It’s not often that a “research letter,” a short, preliminary report about ongoing research, makes it into the national media. But this week, newspapers picked up on just this kind of article from Nature, a prominent science journal. The article tentatively concluded that people aged 60-85 who practiced a custom designed video game several hours a week got better at multi-tasking. Not only that, but the improvement persisted 6 months later and was manifest not just in better performance on the game but in other measures of attention and memory. So is it time for octogenarians to start playing video games with their grandchildren?

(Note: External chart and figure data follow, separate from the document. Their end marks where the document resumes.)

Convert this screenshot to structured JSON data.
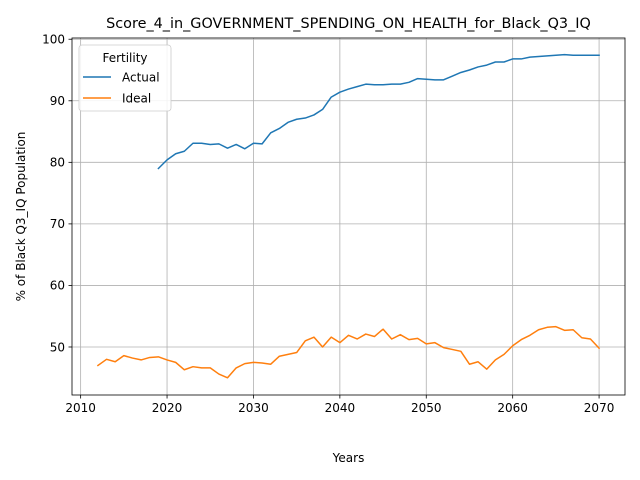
{
  "chart_data": {
    "type": "line",
    "title": "Score_4_in_GOVERNMENT_SPENDING_ON_HEALTH_for_Black_Q3_IQ",
    "xlabel": "Years",
    "ylabel": "% of Black Q3_IQ Population",
    "xlim": [
      2009,
      2073
    ],
    "ylim": [
      42.2,
      100.2
    ],
    "xticks": [
      2010,
      2020,
      2030,
      2040,
      2050,
      2060,
      2070
    ],
    "yticks": [
      50,
      60,
      70,
      80,
      90,
      100
    ],
    "grid": true,
    "legend": {
      "title": "Fertility",
      "placement": "top-left"
    },
    "series": [
      {
        "name": "Actual",
        "color": "#1f77b4",
        "x": [
          2019,
          2020,
          2021,
          2022,
          2023,
          2024,
          2025,
          2026,
          2027,
          2028,
          2029,
          2030,
          2031,
          2032,
          2033,
          2034,
          2035,
          2036,
          2037,
          2038,
          2039,
          2040,
          2041,
          2042,
          2043,
          2044,
          2045,
          2046,
          2047,
          2048,
          2049,
          2050,
          2051,
          2052,
          2053,
          2054,
          2055,
          2056,
          2057,
          2058,
          2059,
          2060,
          2061,
          2062,
          2063,
          2064,
          2065,
          2066,
          2067,
          2068,
          2069,
          2070
        ],
        "values": [
          79.0,
          80.4,
          81.4,
          81.8,
          83.1,
          83.1,
          82.9,
          83.0,
          82.3,
          82.9,
          82.2,
          83.1,
          83.0,
          84.8,
          85.5,
          86.5,
          87.0,
          87.2,
          87.7,
          88.6,
          90.6,
          91.4,
          91.9,
          92.3,
          92.7,
          92.6,
          92.6,
          92.7,
          92.7,
          93.0,
          93.6,
          93.5,
          93.4,
          93.4,
          94.0,
          94.6,
          95.0,
          95.5,
          95.8,
          96.3,
          96.3,
          96.8,
          96.8,
          97.1,
          97.2,
          97.3,
          97.4,
          97.5,
          97.4,
          97.4,
          97.4,
          97.4
        ]
      },
      {
        "name": "Ideal",
        "color": "#ff7f0e",
        "x": [
          2012,
          2013,
          2014,
          2015,
          2016,
          2017,
          2018,
          2019,
          2020,
          2021,
          2022,
          2023,
          2024,
          2025,
          2026,
          2027,
          2028,
          2029,
          2030,
          2031,
          2032,
          2033,
          2034,
          2035,
          2036,
          2037,
          2038,
          2039,
          2040,
          2041,
          2042,
          2043,
          2044,
          2045,
          2046,
          2047,
          2048,
          2049,
          2050,
          2051,
          2052,
          2053,
          2054,
          2055,
          2056,
          2057,
          2058,
          2059,
          2060,
          2061,
          2062,
          2063,
          2064,
          2065,
          2066,
          2067,
          2068,
          2069,
          2070
        ],
        "values": [
          47.0,
          48.0,
          47.6,
          48.6,
          48.2,
          47.9,
          48.3,
          48.4,
          47.9,
          47.5,
          46.3,
          46.8,
          46.6,
          46.6,
          45.6,
          45.0,
          46.6,
          47.3,
          47.5,
          47.4,
          47.2,
          48.5,
          48.8,
          49.1,
          51.0,
          51.6,
          50.0,
          51.6,
          50.7,
          51.9,
          51.3,
          52.1,
          51.7,
          52.9,
          51.3,
          52.0,
          51.2,
          51.4,
          50.5,
          50.7,
          49.9,
          49.6,
          49.3,
          47.2,
          47.6,
          46.4,
          47.9,
          48.8,
          50.2,
          51.2,
          51.9,
          52.8,
          53.2,
          53.3,
          52.7,
          52.8,
          51.5,
          51.3,
          49.8
        ]
      }
    ]
  }
}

Even before the University of California San Francisco lab published its NeuroRacer results, online companies like Lumosity were doing a booming business. Calling itself a “brain training and neuroscience research company,” Lumosity creates computer-based games that ostensibly offer a “scientifically proven brain workout.” It reported a 150% increase in business between 2012 and 2013, with 35 million users worldwide by January of this year and as many as 100,000 new subscribers each day. Clearly, people want to believe that playing mind games will keep them sharp and perhaps even fend off dementia.
To be fair, the authors of the study in Nature aren’t proposing anything of the kind. They offer their work as an illustration of the “plasticity” of the “prefrontal cortex,” or the ability of the brain to adapt with practice, even at older ages. But do mind exercises translate into useful improvements—as opposed to better scores on simple tests? And at least as important, if mind exercises are effective, what about singing in a chorus? Participating in a discussion group? Writing a letter-to-the-editor? The new study compared volunteers (hardly a random selection of the population) who played the video game to other volunteers who did not; it did not compare playing the video game to other activities.
What’s wonderful about these other pastimes—playing music, arguing, writing—is that they are fulfilling in and of themselves, whatever their cognitive benefit. Social engagement helps prevent depression; it gives people a sense that they matter. Perhaps it’s harder to study the effects of making music than to measure the EEG (brain wave) correlates of playing video games; after all, playing Beethoven may be different from playing Mozart, trios may be more challenging than duets, and playing the piano may not be equivalent to playing the clarinet. It’s certainly a great deal easier to monetize a video game than a social network that helps older people find others with shared interests.
Researchers should keep on studying highly standardized, precise activities. But for now, I’d take my chances with the real world, not the virtual world.